Ton( time the load is on ) as 5us by the way, not 50us.

 

[gneill]

I see. The long term behavior of the circuit will depend upon whether or not the capacitor voltage can fully recover between load pulses. If it can, then you need only analyze one cycle to characterize the behavior. If it doesn't, more work will be required to find the "steady state" max and min capacitor voltage.

With the component values shown the time constant for the RC circuit is 10μs, which for a 1ms time between pules, allows ample time for recovery. [STRIKE]You can then adequately analyze the circuit by finding the capacitor voltage "a long time" after the 50mA load is applied.[/STRIKE]

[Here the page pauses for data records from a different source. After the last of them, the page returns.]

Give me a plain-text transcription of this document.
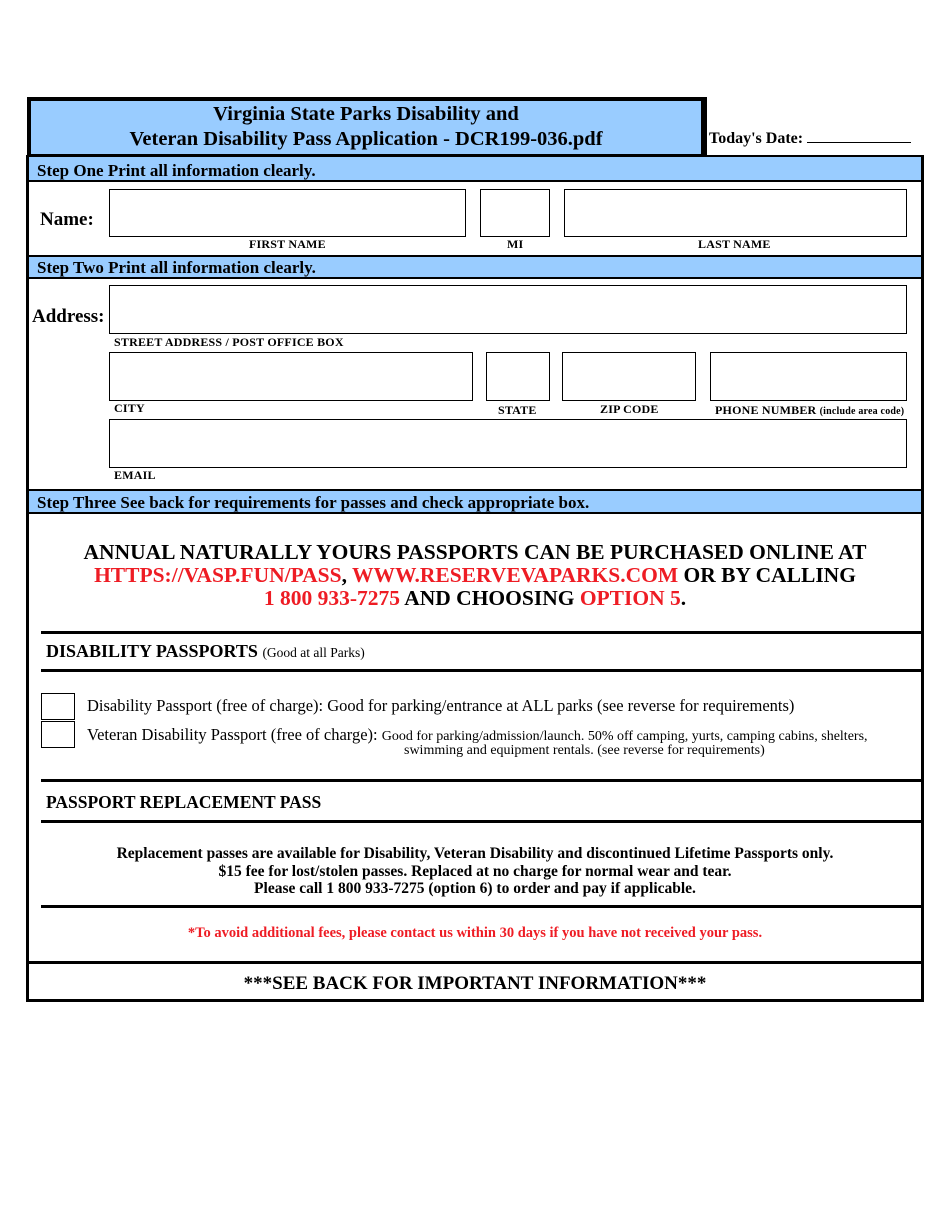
Virginia State Parks Disability and
Veteran Disability Pass Application - DCR199-036.pdf	Today's Date:
Step One Print all information clearly.
Name:
FIRST NAME	MI	LAST NAME
Step Two Print all information clearly.
Address:
STREET ADDRESS / POST OFFICE BOX
CITY	STATE	ZIP CODE	PHONE NUMBER (include area code)
EMAIL
Step Three See back for requirements for passes and check appropriate box.
ANNUAL NATURALLY YOURS PASSPORTS CAN BE PURCHASED ONLINE AT
HTTPS://VASP.FUN/PASS, WWW.RESERVEVAPARKS.COM OR BY CALLING
1 800 933-7275 AND CHOOSING OPTION 5.
DISABILITY PASSPORTS (Good at all Parks)
Disability Passport (free of charge): Good for parking/entrance at ALL parks (see reverse for requirements)
Veteran Disability Passport (free of charge): Good for parking/admission/launch. 50% off camping, yurts, camping cabins, shelters,
swimming and equipment rentals. (see reverse for requirements)
PASSPORT REPLACEMENT PASS
Replacement passes are available for Disability, Veteran Disability and discontinued Lifetime Passports only.
$15 fee for lost/stolen passes. Replaced at no charge for normal wear and tear.
Please call 1 800 933-7275 (option 6) to order and pay if applicable.
*To avoid additional fees, please contact us within 30 days if you have not received your pass.
***SEE BACK FOR IMPORTANT INFORMATION***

EDIT: For a 5μs on-time, you will have to determine a function for the capacitor discharging over that time, then the recover function. Find the discharge curve as though the load was permanent, but cut it off after 5μs, then switch to the charging function.

 

[chrisggg]

Hi, thanks for your reply.

yep, I am more than aware of how to do it all pratically, I can even simulate it and find my result this way but I am particularly hoping to understand how to express this effect on vc through an equation of some sort. I am under the impression it becomes very comples and needs the use of laplace a couple different circuit theorems to arrive at a final conlusion.

 

[chrisggg]

Also, I am not so worried about the long term effect as I am aware generally the capacitor voltage will remain as 3.6V as the recovery time is long compared to the time where the load is applied, I just want a way of working out the effect the applied load will have on vc, how much vc is likely to 'droop' and from this kind of expression i could then calculate the actual load current :)

 

[gneill]

Also, I am not so worried about the long term effect as I am aware generally the capacitor voltage will remain as 3.6V as the recovery time is long compared to the time where the load is applied, I just want a way of working out the effect the applied load will have on vc, how much vc is likely to 'droop' and from this kind of expression i could then calculate the actual load current :)

Rather than a current load, can the load be expressed as a resistance? That would allow the load current to vary according to the available voltage.

 

[chrisggg]

Yes, I believe the solution would be to use thevenins equivalent?

 

[gneill]

Yes, I believe the solution would be to use thevenins equivalent?

You could use Thevenin, but the circuit is simple enough that you will probably not require it.

In the figure, V1 is 3.6V, R1 = 10Ω, C1 = 1μF, RL = 72Ω (Giving your 50mA current when Vc is 3.6V).

When the switch closes at t=0 the time constant of the circuit changes (what is it?) and the capacitor voltage "heads" for the new target determined by the voltage divider R1:RL. It follows this curve until t=5μs when the switch opens. The voltage will then head back towards V1 (3.6V) with the time constant determined by R1 and C1.